ウルフは、曲のノリの部分で聴かせることはせず、飽くまでも大編成のオーケストラの響きと構成力で聴かせる。
一曲目のキャンディード、日本の指揮者たちがよく見せる逆輸入したような「小躍り似せノリ」といった見苦しい動きが皆無。これだけで100点満点としたい。ハーバードのノリなのか?
曲の内面というとまた具体的にどうゆうこと?という話になるのだが、表面的という言葉をうわべだけで、音の効果狙いと換言出来るとすれば、ウルフは音楽の内面に光りをあてた考え抜かれた演奏ということができる。のって滑っていくような落ち着かない解釈は作曲者の考えたものを十分に出しているとは言い難く、こうやって落ち着いて構成感をだしながら演奏を進めていくと作曲家の思いというものがよく理解できるようになる。縁取りが非常に明確な演奏。ただ、このスタイルで劇にはいっていくとそれはそれで少し大変かなという気もする。かなり真面目な指揮者ではあるし、縦に進む圧倒的な演奏ではありました。

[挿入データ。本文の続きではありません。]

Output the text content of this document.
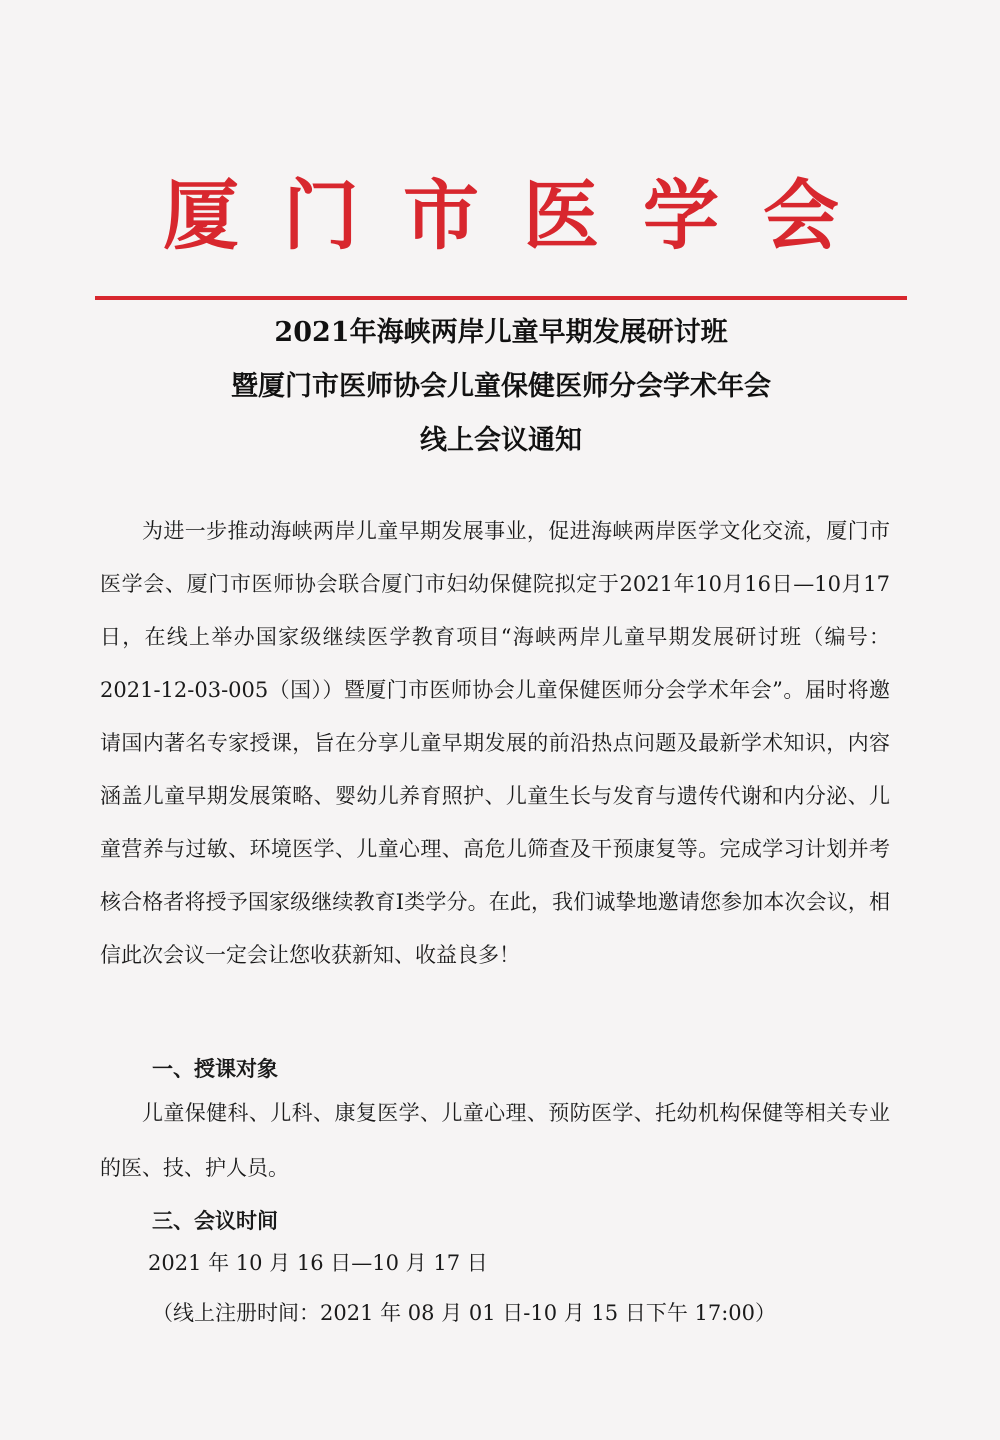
厦 门 市 医 学 会
2021年海峡两岸儿童早期发展研讨班
暨厦门市医师协会儿童保健医师分会学术年会
线上会议通知

为进一步推动海峡两岸儿童早期发展事业，促进海峡两岸医学文化交流，厦门市医学会、厦门市医师协会联合厦门市妇幼保健院拟定于2021年10月16日—10月17日，在线上举办国家级继续医学教育项目“海峡两岸儿童早期发展研讨班（编号：2021-12-03-005（国））暨厦门市医师协会儿童保健医师分会学术年会”。届时将邀请国内著名专家授课，旨在分享儿童早期发展的前沿热点问题及最新学术知识，内容涵盖儿童早期发展策略、婴幼儿养育照护、儿童生长与发育与遗传代谢和内分泌、儿童营养与过敏、环境医学、儿童心理、高危儿筛查及干预康复等。完成学习计划并考核合格者将授予国家级继续教育Ⅰ类学分。在此，我们诚挚地邀请您参加本次会议，相信此次会议一定会让您收获新知、收益良多！

一、授课对象

儿童保健科、儿科、康复医学、儿童心理、预防医学、托幼机构保健等相关专业的医、技、护人员。

三、会议时间
2021 年 10 月 16 日—10 月 17 日
（线上注册时间：2021 年 08 月 01 日-10 月 15 日下午 17:00）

2曲目のニュー・イングランドは結果として第2曲の唐突さ加減に違和感が残る。彼の交響曲の面白さをある程度知っていれば、前提有りで聴きとおせると思うのだが、初めて聴く場合戸惑う曲かと。アイヴスの場合まず、「答えのない質問」で彼の少なくとも片面の理解は進むと思うので必聴。そして交響曲第2番のフィナーレ。
3曲目のパリアメ、こうやってあらためて聴くとかなり大がかりな曲と感じ入る。普通に聴いているぶんには、水平的で重心が軽く、音響の色彩と技で聴かせる、そんな感じの曲だと思うのだが、この日の演奏はウルフの棒のせいなのか、このオーケストラ独特の重心の位置のせいなのか、薄っぺらさが無い。音の層が何層にもなって聴こえてくるから不思議。このようなバランス感覚はシンフォニックなものであると思う。オーケストラと指揮者が紡ぎ出した音、心地よい。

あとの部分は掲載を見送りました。